Pieroni, M. et al. High prevalence of myocarditis mimicking arrhythmogenic right ventricular cardiomyopathy: differential diagnosis by electroanatomic mapping-guided endomyocardial biopsy. J. Am. Coll. Cardiol. 53, 681–689 (2009).

The current diagnostic criteria for arrhythmogenic right ventricular cardiomyopathy (ARVC) are inadequate and frequently lead to an incorrect diagnosis, according to a study published in the Journal of the American College of Cardiology. The investigators used a novel biopsy technique to examine a group of patients who had been diagnosed with ARVC on the basis of noninvasive evaluation, and found that 50% of these individuals actually had myocarditis.

Although ARVC is a rare condition, with an incidence estimated at 1 in 2,500–5,000, it is a major cause of sudden cardiac death in young, apparently healthy individuals. The disease is characterized by substitution of myocardial tissue by fibrofatty infiltrates, which causes atrophy and thinning of the right ventricular wall, leading to electrophysiological abnormalities.

Research has shown that other myocardial disorders can mimic the clinical, morphological, histological, and electrocardiographic features of ARVC, which limits the diagnostic accuracy of these criteria. Although “endomyocardial biopsy remains the gold standard for the diagnosis of ARVC,” says Dr Maurizio Pieroni, who was one of the investigators, “the extensive application of this technique has been limited by the low sensitivity of biopsies usually obtained from the interventricular septum, which is not frequently involved in the disease.” In this context, the researchers developed a technique that uses three-dimensional electroanatomic voltage mapping (EAM) to identify electrically abnormal sections of the right ventricular wall and guide the selection of biopsy samples (Figure 1).

Figure 1: Right anterior oblique view (30°) of electroanatomic map and EAM-guided endomyocardial biopsy in a patient with a noninvasive diagnosis of ARVC.
figure 1

a | Bipolar voltage map, showing an extensive low-voltage area (red area indicates voltage <0.5 mV) of the RV free wall. The black arrow shows the area from which biopsy samples were drawn. b | During the EAM-guided biopsy the mapping catheter (blue arrow) is kept in contact with a segment of the RV free wall with low voltages. The distal end of the sheath (yellow arrowheads) is positioned close to the catheter's tip, which allows multiple biopsy samples to be taken.

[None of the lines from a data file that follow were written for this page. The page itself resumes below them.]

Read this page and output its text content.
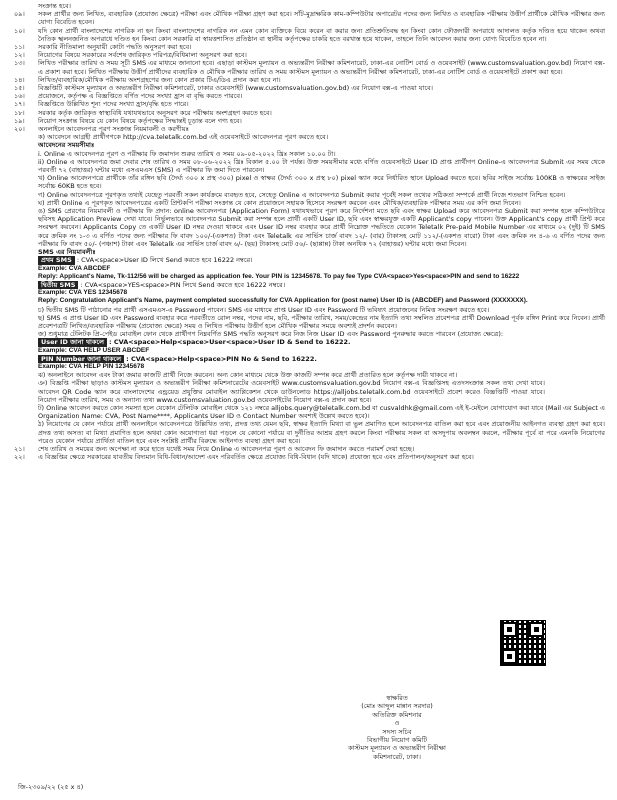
সংক্রান্ত হবে।
০৯।	সকল প্রার্থীর জন্য লিখিত, ব্যবহারিক (প্রযোজ্য ক্ষেত্রে) পরীক্ষা এবং মৌখিক পরীক্ষা গ্রহণ করা হবে। সাঁট-মুদ্রাক্ষরিক কাম-কম্পিউটার অপারেটর পদের জন্য লিখিত ও ব্যবহারিক পরীক্ষায় উত্তীর্ণ প্রার্থীকে মৌখিক পরীক্ষার জন্য যোগ্য বিবেচিত হবেন।
১০।	যদি কোন প্রার্থী বাংলাদেশের নাগরিক না হন কিংবা বাংলাদেশের নাগরিক নন এমন কোন ব্যক্তিকে বিয়ে করেন বা করার জন্য প্রতিশ্রুতিবদ্ধ হন কিংবা কোন ফৌজদারী অপরাধে আদালত কর্তৃক দণ্ডিত হয়ে থাকেন অথবা নৈতিক স্খলনজনিত অপরাধে দণ্ডিত হন কিংবা কোন সরকারি বা স্বায়ত্তশাসিত প্রতিষ্ঠান বা স্থানীয় কর্তৃপক্ষের চাকরি হতে বরখাস্ত হয়ে থাকেন, তাহলে তিনি আবেদন করার জন্য যোগ্য বিবেচিত হবেন না।
১১।	সরকারি নীতিমালা অনুযায়ী কোটা পদ্ধতি অনুসরণ করা হবে।
১২।	নিয়োগের বিষয়ে সরকারের সর্বশেষ জারিকৃত পরিপত্র/বিধিমালা অনুসরণ করা হবে।
১৩।	লিখিত পরীক্ষার তারিখ ও সময় সূচী SMS এর মাধ্যমে জানানো হবে। এছাড়া কাস্টমস মূল্যায়ন ও অভ্যন্তরীণ নিরীক্ষা কমিশনারেট, ঢাকা-এর নোটিশ বোর্ড ও ওয়েবসাইট (www.customsvaluation.gov.bd) নিয়োগ বক্স-এ প্রকাশ করা হবে। লিখিত পরীক্ষায় উত্তীর্ণ প্রার্থীদের ব্যবহারিক ও মৌখিক পরীক্ষার তারিখ ও সময় কাস্টমস মূল্যায়ন ও অভ্যন্তরীণ নিরীক্ষা কমিশনারেট, ঢাকা-এর নোটিশ বোর্ড ও ওয়েবসাইটে প্রকাশ করা হবে।
১৪।	লিখিত/ব্যবহারিক/মৌখিক পরীক্ষায় অংশগ্রহণের জন্য কোন প্রকার টিএ/ডিএ প্রদান করা হবে না।
১৫।	বিজ্ঞপ্তিটি কাস্টমস মূল্যায়ন ও অভ্যন্তরীণ নিরীক্ষা কমিশনারেট, ঢাকার ওয়েবসাইট (www.customsvaluation.gov.bd) এর নিয়োগ বক্স-এ পাওয়া যাবে।
১৬।	প্রয়োজনে, কর্তৃপক্ষ এ বিজ্ঞপ্তিতে বর্ণিত পদের সংখ্যা হ্রাস বা বৃদ্ধি করতে পারবে।
১৭।	বিজ্ঞপ্তিতে উল্লিখিত শূন্য পদের সংখ্যা হ্রাস/বৃদ্ধি হতে পারে।
১৮।	সরকার কর্তৃক জারিকৃত স্বাস্থ্যবিধি যথাযথভাবে অনুসরণ করে পরীক্ষায় অংশগ্রহণ করতে হবে।
১৯।	নিয়োগ সংক্রান্ত বিষয়ে যে কোন বিষয়ে কর্তৃপক্ষের সিদ্ধান্তই চূড়ান্ত বলে গণ্য হবে।
২০।	অনলাইনে আবেদনপত্র পূরণ সংক্রান্ত নিয়মাবলী ও করণীয়ঃ
ক) আবেদনে আগ্রহী প্রার্থীগণকে http://cva.teletalk.com.bd এই ওয়েবসাইটে আবেদনপত্র পূরণ করতে হবে।
আবেদনের সময়সীমাঃ
i. Online এ আবেদনপত্র পূরণ ও পরীক্ষার ফি জমাদান শুরুর তারিখ ও সময় ০৯-০৫-২০২২ খ্রিঃ সকাল ১০.০০ টা।
ii) Online এ আবেদনপত্র জমা দেবার শেষ তারিখ ও সময় ০৮-০৬-২০২২ খ্রিঃ বিকাল ৫.০০ টা পর্যন্ত। উক্ত সময়সীমার মধ্যে বর্ণিত ওয়েবসাইটে User ID প্রাপ্ত প্রার্থীগণ Online-এ আবেদনপত্র Submit এর সময় থেকে পরবর্তী ৭২ (বাহাত্তর) ঘন্টার মধ্যে এসএমএস (SMS) এ পরীক্ষার ফি জমা দিতে পারবেন।
খ) Online আবেদনপত্রে প্রার্থীকে তাঁর রঙ্গিন ছবি (দৈর্ঘ্য ৩০০ x প্রস্থ ৩০০) pixel ও স্বাক্ষর (দৈর্ঘ্য ৩০০ x প্রস্থ ৮০) pixel স্ক্যান করে নির্ধারিত স্থানে Upload করতে হবে। ছবির সাইজ সর্বোচ্চ 100KB ও স্বাক্ষরের সাইজ সর্বোচ্চ 60KB হতে হবে।
গ) Online আবেদনপত্রে পূরণকৃত তথ্যই যেহেতু পরবর্তী সকল কার্যক্রমে ব্যবহৃত হবে, সেহেতু Online এ আবেদনপত্র Submit করার পূর্বেই সকল তথ্যের সঠিকতা সম্পর্কে প্রার্থী নিজে শতভাগ নিশ্চিত হবেন।
ঘ) প্রার্থী Online এ পূরণকৃত আবেদনপত্রের একটি প্রিন্টকপি পরীক্ষা সংক্রান্ত যে কোন প্রয়োজনে সহায়ক হিসেবে সংরক্ষণ করবেন এবং মৌখিক/ব্যবহারিক পরীক্ষার সময় এর কপি জমা দিবেন।
ঙ) SMS প্রেরণের নিয়মাবলী ও পরীক্ষার ফি প্রদান: online আবেদনপত্র (Application Form) যথাযথভাবে পূরণ করে নির্দেশনা মতে ছবি এবং স্বাক্ষর Upload করে আবেদনপত্র Submit করা সম্পন্ন হলে কম্পিউটারে ছবিসহ Application Preview দেখা যাবে। নির্ভুলভাবে আবেদনপত্র Submit করা সম্পন্ন হলে প্রার্থী একটি User ID, ছবি এবং স্বাক্ষরযুক্ত একটি Applicant's copy পাবেন। উক্ত Applicant's copy প্রার্থী প্রিন্ট করে সংরক্ষণ করবেন। Applicants Copy তে একটি User ID নম্বর দেওয়া থাকবে এবং User ID নম্বর ব্যবহার করে প্রার্থী নিম্নোক্ত পদ্ধতিতে যেকোন Teletalk Pre-paid Mobile Number এর মাধ্যমে ০২ (দুই) টি SMS করে ক্রমিক নং ১-৩ এ বর্ণিত পদের জন্য পরীক্ষার ফি বাবদ ১০০/-(একশত) টাকা এবং Teletalk এর সার্ভিস চার্জ বাবদ ১২/- (বার) টাকাসহ মোট ১১২/-(একশত বারো) টাকা এবং ক্রমিক নং ৪-৬ এ বর্ণিত পদের জন্য পরীক্ষার ফি বাবদ ৫০/- (পঞ্চাশ) টাকা এবং Teletalk এর সার্ভিস চার্জ বাবদ ৬/- (ছয়) টাকাসহ মোট ৫৬/- (ছাপ্পান্ন) টাকা অনধিক ৭২ (বাহাত্তর) ঘন্টার মধ্যে জমা দিবেন।
SMS এর নিয়মাবলীঃ
প্রথম SMS : CVA<space>User ID লিখে Send করতে হবে 16222 নম্বরে।
Example: CVA ABCDEF
Reply: Applicant's Name, Tk-112/56 will be charged as application fee. Your PIN is 12345678. To pay fee Type CVA<space>Yes<space>PIN and send to 16222
দ্বিতীয় SMS : CVA<space>YES<space>PIN লিখে Send করতে হবে 16222 নম্বরে।
Example: CVA YES 12345678
Reply: Congratulation Applicant's Name, payment completed successfully for CVA Application for (post name) User ID is (ABCDEF) and Password (XXXXXXX).
চ) দ্বিতীয় SMS টি পাঠানোর পর প্রার্থী এসএমএস-এ Password পাবেন। SMS এর মাধ্যমে প্রাপ্ত User ID এবং Password টি ভবিষ্যৎ প্রয়োজনের নিমিত্ত সংরক্ষণ করতে হবে।
ছ) SMS এ প্রাপ্ত User ID এবং Password ব্যবহার করে পরবর্তীতে রোল নম্বর, পদের নাম, ছবি, পরীক্ষার তারিখ, সময়/কেন্দ্রের নাম ইত্যাদি তথ্য সম্বলিত প্রবেশপত্র প্রার্থী Download পূর্বক রঙ্গিন Print করে নিবেন। প্রার্থী প্রবেশপত্রটি লিখিত/ব্যবহারিক পরীক্ষায় (প্রযোজ্য ক্ষেত্রে) সময় ও লিখিত পরীক্ষায় উত্তীর্ণ হলে মৌখিক পরীক্ষার সময়ে অবশ্যই প্রদর্শন করবেন।
জ) শুধুমাত্র টেলিটক প্রি-পেইড মোবাইল ফোন থেকে প্রার্থীগণ নিম্নবর্ণিত SMS পদ্ধতি অনুসরণ করে নিজ নিজ User ID এবং Password পুনরুদ্ধার করতে পারবেন (প্রযোজ্য ক্ষেত্রে):
User ID জানা থাকলে : CVA<space>Help<space>User<space>User ID & Send to 16222.
Example: CVA HELP USER ABCDEF
PIN Number জানা থাকলে : CVA<space>Help<space>PIN No & Send to 16222.
Example: CVA HELP PIN 12345678
ঝ) অনলাইনে আবেদন এবং টাকা জমার কাজটি প্রার্থী নিজে করবেন। অন্য কোন মাধ্যমে থেকে উক্ত কাজটি সম্পন্ন করে প্রার্থী প্রতারিত হলে কর্তৃপক্ষ দায়ী থাকবে না।
ঞ) বিজ্ঞপ্তি পরীক্ষা ছাড়াও কাস্টমস মূল্যায়ন ও অভ্যন্তরীণ নিরীক্ষা কমিশনারেটের ওয়েবসাইট www.customsvaluation.gov.bd নিয়োগ বক্স-এ বিজ্ঞপ্তিসহ এতদসংক্রান্ত সকল তথ্য দেখা যাবে। আবেদন QR Code স্ক্যান করে বাংলাদেশের এন্ড্রয়েড প্রযুক্তির মোবাইল অ্যাপ্লিকেশন থেকে ডাউনলোড https://alljobs.teletalk.com.bd ওয়েবসাইটে প্রবেশ করেও বিজ্ঞপ্তিটি পাওয়া যাবে। নিয়োগ পরীক্ষার তারিখ, সময় ও অন্যান্য তথ্য www.customsvaluation.gov.bd ওয়েবসাইটের নিয়োগ বক্স-এ প্রদান করা হবে।
ট) Online আবেদন করতে কোন সমস্যা হলে যেকোন টেলিটক মোবাইল থেকে ১২১ নম্বরে alljobs.query@teletalk.com.bd বা cusvaldhk@gmail.com এই ই-মেইলে যোগাযোগ করা যাবে (Mail এর Subject এ Organization Name: CVA, Post Name****, Applicants User ID ও Contact Number অবশ্যই উল্লেখ করতে হবে)।
ঠ) নিয়োগের যে কোন পর্যায়ে প্রার্থী অনলাইনে আবেদনপত্রে উল্লিখিত তথ্য, প্রদত্ত তথ্য যেমন ছবি, স্বাক্ষর ইত্যাদি মিথ্যা বা ভুল প্রমাণিত হলে আবেদনপত্র বাতিল করা হবে এবং প্রয়োজনীয় আইনগত ব্যবস্থা গ্রহণ করা হবে। প্রদত্ত তথ্য অসত্য বা মিথ্যা প্রমাণিত হলে অথবা কোন অযোগ্যতা ধরা পড়লে যে কোনো পর্যায়ে বা দুর্নীতির আশ্রয় গ্রহণ করলে কিংবা পরীক্ষায় সকল বা অসদুপায় অবলম্বন করলে, পরীক্ষার পূর্বে বা পরে এমনকি নিয়োগের পরেও যেকোন পর্যায়ে প্রার্থিতা বাতিল হবে এবং সংশ্লিষ্ট প্রার্থীর বিরুদ্ধে আইনগত ব্যবস্থা গ্রহণ করা হবে।
২১।	শেষ তারিখ ও সময়ের জন্য অপেক্ষা না করে হাতে যথেষ্ট সময় নিয়ে Online এ আবেদনপত্র পূরণ ও আবেদন ফি জমাদান করতে পরামর্শ দেয়া হচ্ছে।
২২।	এ বিজ্ঞপ্তির ক্ষেত্রে সরকারের যাবতীয় বিদ্যমান বিধি-বিধান/আদেশ এবং পরিবর্তিত ক্ষেত্রে প্রযোজ্য বিধি-বিধান (যদি থাকে) প্রযোজ্য হবে এবং প্রতিপালন/অনুসরণ করা হবে।
স্বাক্ষরিত
(মোঃ আব্দুল মান্নান সরদার)
অতিরিক্ত কমিশনার
ও
সদস্য সচিব
বিভাগীয় নিয়োগ কমিটি
কাস্টমস মূল্যায়ন ও অভ্যন্তরীণ নিরীক্ষা
কমিশনারেট, ঢাকা।
জি-২৩০৯/২২ (২৫ x ৪)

Pieroni and colleagues studied a group of 30 patients with a clinical diagnosis of ARVC. All patients underwent coronary angiography and programmed ventricular stimulation before EAM-guided biopsy. Histological and immunohistochemical examination of samples confirmed a diagnosis of ARVC in 15 patients, and myocarditis in the other 15 individuals. Furthermore, molecular analysis of the biopsy samples indicated viral etiology in five patients with myocarditis, which was not present in any of the patients with ARVC. The two diagnoses could not, however, be differentiated on the basis of echocardiographic, angiographic, or electrophysiological studies, or by the patients' clinical presentations. The EAM-guided biopsy technique was not associated with any major adverse effects.

Treatment of patients was determined by diagnosis; 13 individuals with ARVC received an implantable cardioverter-defibrillator (ICD) while those with myocarditis received medical therapy with β-blockers. One patient with myocarditis, who presented with syncope and inducible ventricular tachycardia, also received an ICD. During follow-up (mean 21 ± 8 months), appropriate ICD shocks for recurrent ventricular arrhythmias occurred in 47% of patients with ARVC. By contrast, all patients with myocarditis responded well to treatment and remained asymptomatic. “These findings support the notion that the identification of the underlying pathological substrate may influence both treatment and prognosis,” explains Dr Pieroni. In the future, EAM-guided biopsy could be used to determine which patients are likely to benefit from ICD implantation, minimizing both the financial cost and detrimental effects on quality of life that are associated with inappropriate device therapy.

The researchers now plan to conduct a genetic analysis of the patients in their study, which they hope will shed new light on the complex relationship between gene mutations associated with ARVC, disease pathology, and arrhythmogenesis. In addition, they envisage that EAM-guided biopsy could be applied to the diagnosis of other cardiomyopathies and channelopathies. “The development of new mapping catheters and bioptomes, which will further improve this new approach, represents another challenge for the future,” concludes Dr Pieroni.